Lesson: Regular, proactive communication is a form of psychological safety. When people understand what’s happening, even if it’s bad news, they feel respected and grounded.
Allies are built on empathy, not alignment. In the show, alliances rarely last when they’re based solely on shared objectives. They endure when players genuinely understand and respect each other’s motivations. You don’t need to agree with someone to empathise with them.
Organisationally, we too often mistake agreement for alignment. Real stakeholder engagement isn’t about persuading everyone to your view; it’s about creating the conditions where differing views can coexist constructively.
Lesson: The best relationships are those where people feel heard, not herded. Empathy is the currency of enduring collaboration.
Transparency doesn’t mean weakness. Traitors often operate on secrecy, but the most effective players, Faithful’s or otherwise, are those who strategically share their intentions and reasoning. When people know why you make decisions, they’re more likely to trust how you make them.
In organisational life, leaders sometimes fear transparency will expose them to criticism. But withholding information rarely protects trust; it usually erodes it.
Lesson: Share the ‘why’ before the ‘what’. In engagement, context creates credibility.
Diversity of thinking strengthens the game. The most successful teams on The Traitors are those that bring together different personalities, planners, empathisers, sceptics, optimists. Homogeneous groups tend to miss blind spots and reinforce groupthink.
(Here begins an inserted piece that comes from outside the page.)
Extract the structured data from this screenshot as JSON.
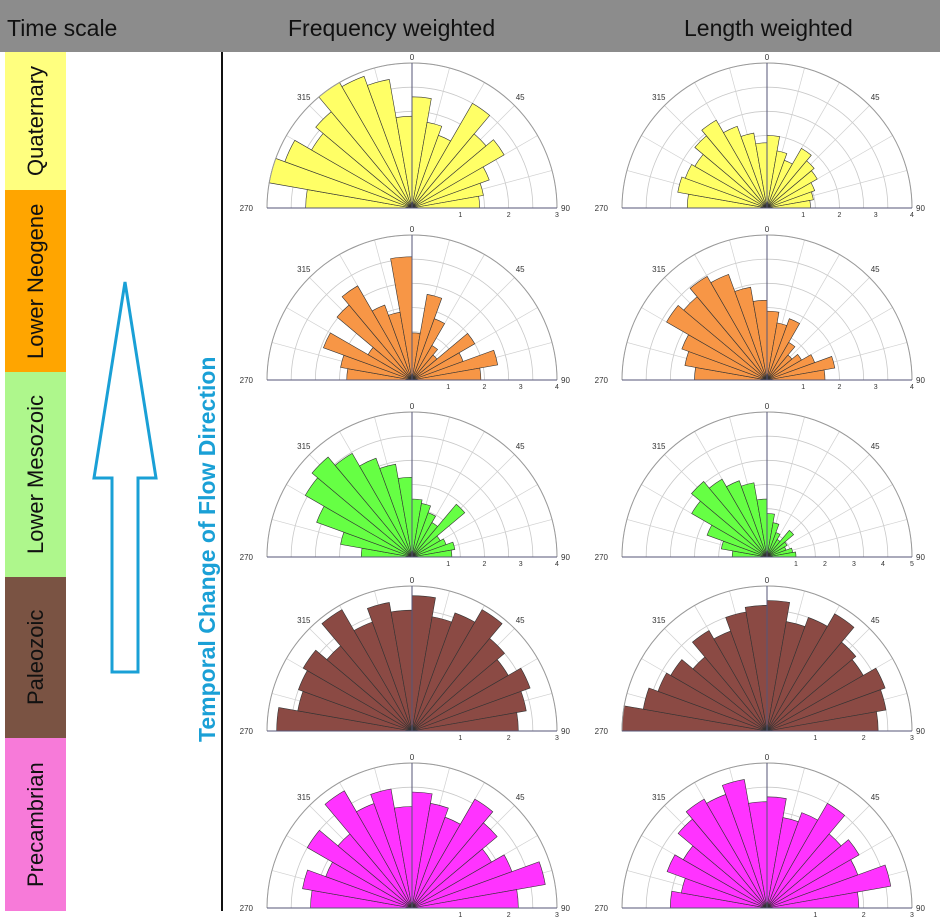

In stakeholder engagement, diversity is not a box-tick; it’s a strategic asset. The more perspectives you invite early on, the fewer surprises (and conflicts) you’ll face later.
Lesson: Inclusion isn’t just ethical, it’s intelligent. Varied voices build better outcomes.
The endgame is mutual benefit. The tragic twist of The Traitors comes when collaboration collapses at the final hurdle. Even those who worked together throughout the game can turn on each other when personal gain outweighs shared purpose.
Organisations often experience the same breakdown when projects reach delivery. Stakeholders disengage because they no longer see the shared benefit.
Lesson: Engagement isn’t a phase, it’s a relationship. The most successful projects keep stakeholders involved from design to delivery to legacy, so that the sense of shared purpose never fades.
The real takeaway
What The Traitors dramatises is what every leader, communicator, and stakeholder professional already knows deep down: people don’t just want to be told, they want to be trusted.
Stakeholder engagement, at its best, isn’t about strategy or spin. It’s about creating a culture of mutual curiosity, where people are invited to understand, challenge, and shape the journey together.
Just as in the castle, the game changes when we stop trying to outsmart each other and start trying to understand each other. That’s not betrayal, it’s leadership.